An analyst just realized that there is a duplicate entry in the contactInfo table! Find and remove it.

In [19]:
# This is the listed solution. One would note the phone number, 
#   and then use the phone number to DELETE from the table
#   WHERE phone_num = the duplicated value.

# But this solution will delete BOTH of Jane's entries. We want to keep one.

cur.execute("""SELECT first_name, last_name, phone_num, COUNT(*)
               FROM contactInfo
               GROUP BY first_Name, last_Name, phone_num
               HAVING COUNT(*) > 1;""").fetchall()

[('Jane', 'Evans', 3259909290, 2)]

In [23]:
# My proposed solution, which uses pandas to determine a list of the duplicate
#   id values, which can be fed into a SQL query and used to delete just the
#   duplicates.

# Run the INSERT INTO cell multiple times to get more duplicates, to show
# how this would be useful when there is more than a single duplicate

# Load a dataframe of everything
df = pd.DataFrame(cur.execute("""SELECT * FROM contactInfo""")\
                .fetchall())
df.columns = [x[0] for x in cur.description]

# get a df representing only the duplicates to be dropped
dupes_df = df[df.drop(columns=['id']).duplicated() == True]

# create a string of the list of duplicate ids
str_dupe_ids = str(list(dupes_df['id']))[1:-1]

# use the duplicate id string to drop the duplicate rows
cur.execute(f"""DELETE FROM contactInfo 
               WHERE id IN ({str_dupe_ids});""")

str_dupe_ids

'9, 10, 11, 12, 13, 14, 15, 16'

In [24]:
# Delete the duplicate entry
cur.execute(f"""DELETE FROM contactInfo 
               WHERE id IN ({str_dupe_ids});""")

<sqlite3.Cursor at 0x7fc43c3a5570>

In [25]:
# Check that the duplicate entry was removed
df = pd.DataFrame(cur.execute("""SELECT * FROM contactInfo;""").fetchall())

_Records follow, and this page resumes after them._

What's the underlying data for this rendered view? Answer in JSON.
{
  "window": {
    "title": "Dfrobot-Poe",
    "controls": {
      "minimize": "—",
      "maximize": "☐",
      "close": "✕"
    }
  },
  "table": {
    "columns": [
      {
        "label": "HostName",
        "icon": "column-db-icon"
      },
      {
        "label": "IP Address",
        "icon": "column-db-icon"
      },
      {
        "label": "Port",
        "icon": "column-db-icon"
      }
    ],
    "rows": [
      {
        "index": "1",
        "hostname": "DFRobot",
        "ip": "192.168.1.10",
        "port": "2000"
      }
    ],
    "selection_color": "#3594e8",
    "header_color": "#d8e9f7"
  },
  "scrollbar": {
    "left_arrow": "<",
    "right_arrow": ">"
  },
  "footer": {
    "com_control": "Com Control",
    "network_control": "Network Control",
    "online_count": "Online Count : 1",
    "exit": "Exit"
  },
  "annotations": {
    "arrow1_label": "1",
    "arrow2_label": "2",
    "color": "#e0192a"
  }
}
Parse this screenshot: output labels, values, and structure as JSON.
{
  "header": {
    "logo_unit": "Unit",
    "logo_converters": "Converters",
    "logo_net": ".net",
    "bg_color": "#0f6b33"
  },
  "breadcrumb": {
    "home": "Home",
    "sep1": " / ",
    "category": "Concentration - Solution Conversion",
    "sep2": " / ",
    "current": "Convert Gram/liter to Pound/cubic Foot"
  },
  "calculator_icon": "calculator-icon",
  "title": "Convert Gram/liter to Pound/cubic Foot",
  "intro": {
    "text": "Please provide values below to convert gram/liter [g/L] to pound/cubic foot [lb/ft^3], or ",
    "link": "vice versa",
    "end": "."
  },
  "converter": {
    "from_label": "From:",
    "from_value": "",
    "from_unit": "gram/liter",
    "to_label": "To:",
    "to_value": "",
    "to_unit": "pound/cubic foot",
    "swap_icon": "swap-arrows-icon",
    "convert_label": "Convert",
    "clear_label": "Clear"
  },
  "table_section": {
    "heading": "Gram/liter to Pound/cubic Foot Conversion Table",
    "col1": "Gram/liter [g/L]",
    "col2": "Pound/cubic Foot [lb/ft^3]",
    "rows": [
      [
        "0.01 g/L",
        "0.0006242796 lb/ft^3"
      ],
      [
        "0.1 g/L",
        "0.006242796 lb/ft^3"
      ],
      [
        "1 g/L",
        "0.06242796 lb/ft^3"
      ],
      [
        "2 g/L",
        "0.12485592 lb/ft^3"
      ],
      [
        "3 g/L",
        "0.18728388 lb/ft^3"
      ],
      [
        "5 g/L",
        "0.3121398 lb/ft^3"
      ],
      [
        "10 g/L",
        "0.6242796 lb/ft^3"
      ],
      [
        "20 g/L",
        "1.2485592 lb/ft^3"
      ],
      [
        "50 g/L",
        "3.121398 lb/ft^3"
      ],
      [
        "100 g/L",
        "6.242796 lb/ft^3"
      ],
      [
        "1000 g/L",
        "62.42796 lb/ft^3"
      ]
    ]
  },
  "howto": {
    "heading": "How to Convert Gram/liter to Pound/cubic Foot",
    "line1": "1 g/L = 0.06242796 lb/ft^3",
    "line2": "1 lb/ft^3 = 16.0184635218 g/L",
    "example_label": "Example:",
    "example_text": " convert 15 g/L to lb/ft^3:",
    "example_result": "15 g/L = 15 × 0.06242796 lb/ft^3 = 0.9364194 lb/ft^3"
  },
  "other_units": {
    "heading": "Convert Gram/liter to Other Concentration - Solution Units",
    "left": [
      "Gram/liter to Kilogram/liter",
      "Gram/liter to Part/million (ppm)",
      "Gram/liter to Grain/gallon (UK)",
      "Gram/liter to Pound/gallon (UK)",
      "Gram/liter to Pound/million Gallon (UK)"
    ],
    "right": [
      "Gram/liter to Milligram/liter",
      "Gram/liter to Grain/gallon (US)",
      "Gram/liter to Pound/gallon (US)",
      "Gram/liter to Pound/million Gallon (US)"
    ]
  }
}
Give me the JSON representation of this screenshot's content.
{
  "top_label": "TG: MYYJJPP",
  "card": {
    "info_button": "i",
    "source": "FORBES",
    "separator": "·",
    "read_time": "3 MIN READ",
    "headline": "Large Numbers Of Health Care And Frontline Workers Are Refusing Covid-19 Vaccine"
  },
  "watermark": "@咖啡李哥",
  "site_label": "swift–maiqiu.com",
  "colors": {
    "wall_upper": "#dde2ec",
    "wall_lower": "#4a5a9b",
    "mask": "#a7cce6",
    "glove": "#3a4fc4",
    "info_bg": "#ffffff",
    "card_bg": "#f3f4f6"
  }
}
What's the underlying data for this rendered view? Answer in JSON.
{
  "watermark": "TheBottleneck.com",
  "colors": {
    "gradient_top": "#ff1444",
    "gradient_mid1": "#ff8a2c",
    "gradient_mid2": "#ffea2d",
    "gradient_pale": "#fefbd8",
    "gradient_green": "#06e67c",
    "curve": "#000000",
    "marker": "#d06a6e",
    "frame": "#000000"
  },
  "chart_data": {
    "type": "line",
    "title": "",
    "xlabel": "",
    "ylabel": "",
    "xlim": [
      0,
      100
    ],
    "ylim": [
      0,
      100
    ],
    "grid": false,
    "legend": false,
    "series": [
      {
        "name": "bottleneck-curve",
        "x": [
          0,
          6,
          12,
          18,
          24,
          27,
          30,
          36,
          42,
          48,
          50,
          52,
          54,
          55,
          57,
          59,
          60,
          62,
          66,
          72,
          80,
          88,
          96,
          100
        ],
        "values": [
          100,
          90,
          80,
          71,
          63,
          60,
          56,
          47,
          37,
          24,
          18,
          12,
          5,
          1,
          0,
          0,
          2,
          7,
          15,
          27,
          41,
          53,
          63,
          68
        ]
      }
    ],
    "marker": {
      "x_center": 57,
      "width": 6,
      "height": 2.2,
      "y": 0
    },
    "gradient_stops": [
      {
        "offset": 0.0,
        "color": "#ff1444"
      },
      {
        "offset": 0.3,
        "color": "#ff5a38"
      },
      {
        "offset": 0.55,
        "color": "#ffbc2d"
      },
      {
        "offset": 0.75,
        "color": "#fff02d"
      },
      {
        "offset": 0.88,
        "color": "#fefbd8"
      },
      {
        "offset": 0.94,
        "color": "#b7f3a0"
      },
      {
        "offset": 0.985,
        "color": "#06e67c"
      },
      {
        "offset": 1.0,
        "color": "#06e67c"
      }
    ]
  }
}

df.columns = [x[0] for x in cur.description]

df

Unnamed: 0,id,first_name,last_name,role,phone_num,street,city,state,zipcode
0,1,Christine,Holden,staff,2035687697,1672 Whitman Court,Stamford,CT,6995
1,2,Christopher,Warren,student,2175150957,1935 University Hill Road,Champaign,IL,61938
2,3,Linda,Jacobson,staff,4049446441,479 Musgrave Street,Atlanta,GA,30303
3,4,Andrew,Stepp,student,7866419252,2981 Lamberts Branch Road,Hialeah,Fl,33012
4,5,Jane,Evans,student,3259909290,1461 Briarhill Lane,Abilene,TX,79602
5,7,Mary,Raines,student,9075772295,3975 Jerry Toth Drive,Ninilchik,AK,99639
6,8,Ed,Lyman,student,5179695576,3478 Be Sreet,Lansing,MI,48933


## Updating an Address

Ed Lyman just moved to `2910 Simpson Avenue York, PA 17403`. Update his address accordingly.

In [38]:
# Update Ed's address
cur.execute(f"""UPDATE contactInfo 
                SET street = '2910 Simpson Avenue York'
                    , city = 'York'
                    , state = 'PA'
                    , zipcode = '17403'
               WHERE id = 8""")

<sqlite3.Cursor at 0x7fabb4b01a40>

In [39]:
# Query the database to ensure the change was made
df = pd.DataFrame(cur.execute("""SELECT * FROM contactInfo""")\
                .fetchall())
df.columns = [x[0] for x in cur.description]

df

Unnamed: 0,id,first_name,last_name,role,phone_num,street,city,state,zipcode
0,1,Christine,Holden,staff,2035687697,1672 Whitman Court,Stamford,CT,6995
1,2,Christopher,Warren,student,2175150957,1935 University Hill Road,Champaign,IL,61938
2,3,Linda,Jacobson,staff,4049446441,479 Musgrave Street,Atlanta,GA,30303
3,4,Andrew,Stepp,student,7866419252,2981 Lamberts Branch Road,Hialeah,Fl,33012
4,5,Jane,Evans,student,3259909290,1461 Briarhill Lane,Abilene,TX,79602
5,7,Mary,Raines,student,9075772295,3975 Jerry Toth Drive,Ninilchik,AK,99639
6,8,Ed,Lyman,student,5179695576,2910 Simpson Avenue York,York,PA,17403


## Commit Your Changes to the Database

Once again, persist your changes by committing them to the database.

In [40]:
# Your code here
conn.commit()

## Summary

While there's certainly more to do with setting up and managing this database, you got a taste for creating, populating, and maintaining databases! Feel free to continue fleshing out this exercise for more practice.